Homeowner Affordability and Stability Plan Calculator
(aka "Making Home Affordable")
Wow, the full details to
Pres. Obama's plan to help stop foreclosures and help homeowners
(Home Affordability and Stability Plan - HASP) have been
released, and already people are still complaining about the "free
bailout" for people who bought more than they can afford. That is not exactly
how the plan works, so here are some numbers to help everyone see the details
as they exist. Note that this calculator tries to cover both the loan modification
program (HAMP - Home Affordable Modification Program) and the refinancing
program (HARP - Home Affordable Refinance Program). You must try to figure
out the proper ridiculous government acronym for you!
- First, the plan will only work for loans which are a maximum
105% of the current market value of the home. If is it close, say 110% or 120%,
it is up to the lender to forgive part of the principal to reduce the loan
to within 105% LTV. Otherwise, the loan does not qualify. Remember, the
federal government is giving money directly to the lenders, not the
actual borrower, and any
lender with half a brain (which definitely does not include all lenders!)
would rather lower the required balance of the loan
by 5-10% so that a borrower qualifies for the program than to end up with
just another foreclosure to process. For many people, simply raising the
financing limit to 105% LTV (on Fannie Mae and Freddie Mac loans for property worth less than $729,250) will be all they need to refinance their loans to a new fixed
conventional loan they can afford with their current income (HARP).

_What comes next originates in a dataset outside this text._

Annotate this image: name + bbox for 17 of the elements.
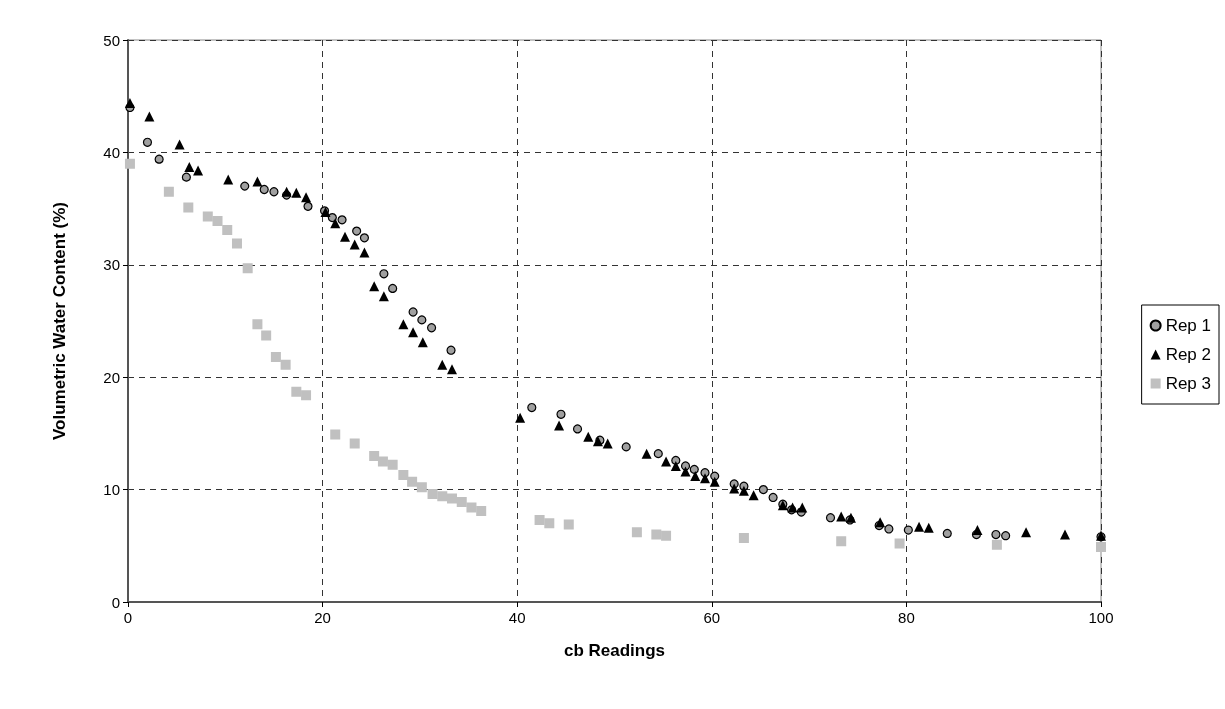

- For people who could not qualify for a conventional refinance with a
105% LTV loan, the next step is loan renegotiation (also known as loan
modification - HAMP).
The lender must renegotiate the loan with the borrower so that the new
total payment is no more than 38% of their total household income. This will
be done by lowering the mortgage rate (to a minimum of 2%), and using a longer
loan term (expect to see plenty of 40 year loans being used!). The lender can
also further reduce the principal balance of the loan, but that is up to the
lender to decide. If the
borrower does not have sufficient income for 38% of it to cover the loan, they
are out of luck. So anyone who lost a job is probably not going to benefit,
unless their spouse's income is sufficient to pay the renegotiated loan.
- Finally, if the lender and borrower have reached an agreement where 38%
of the borrower's income will cover the loan, that is when the federal
government comes in. The fed will cover one half of the difference to bring the final
payment seen by the borrower to 31% of their income (the lender must lose the other half of the difference). So this is where the $75
billion is spent, paying half the "spread" between the 38% monthly payment and the
31% payment. This is the incentive for the lender to negotiate a favorable loan
with a delinquent or struggling borrower. The federal money is guaranteed "free"
money from the federal government to the lender if they can work with the
borrower to set up a loan they can afford using the 31% of income criteria.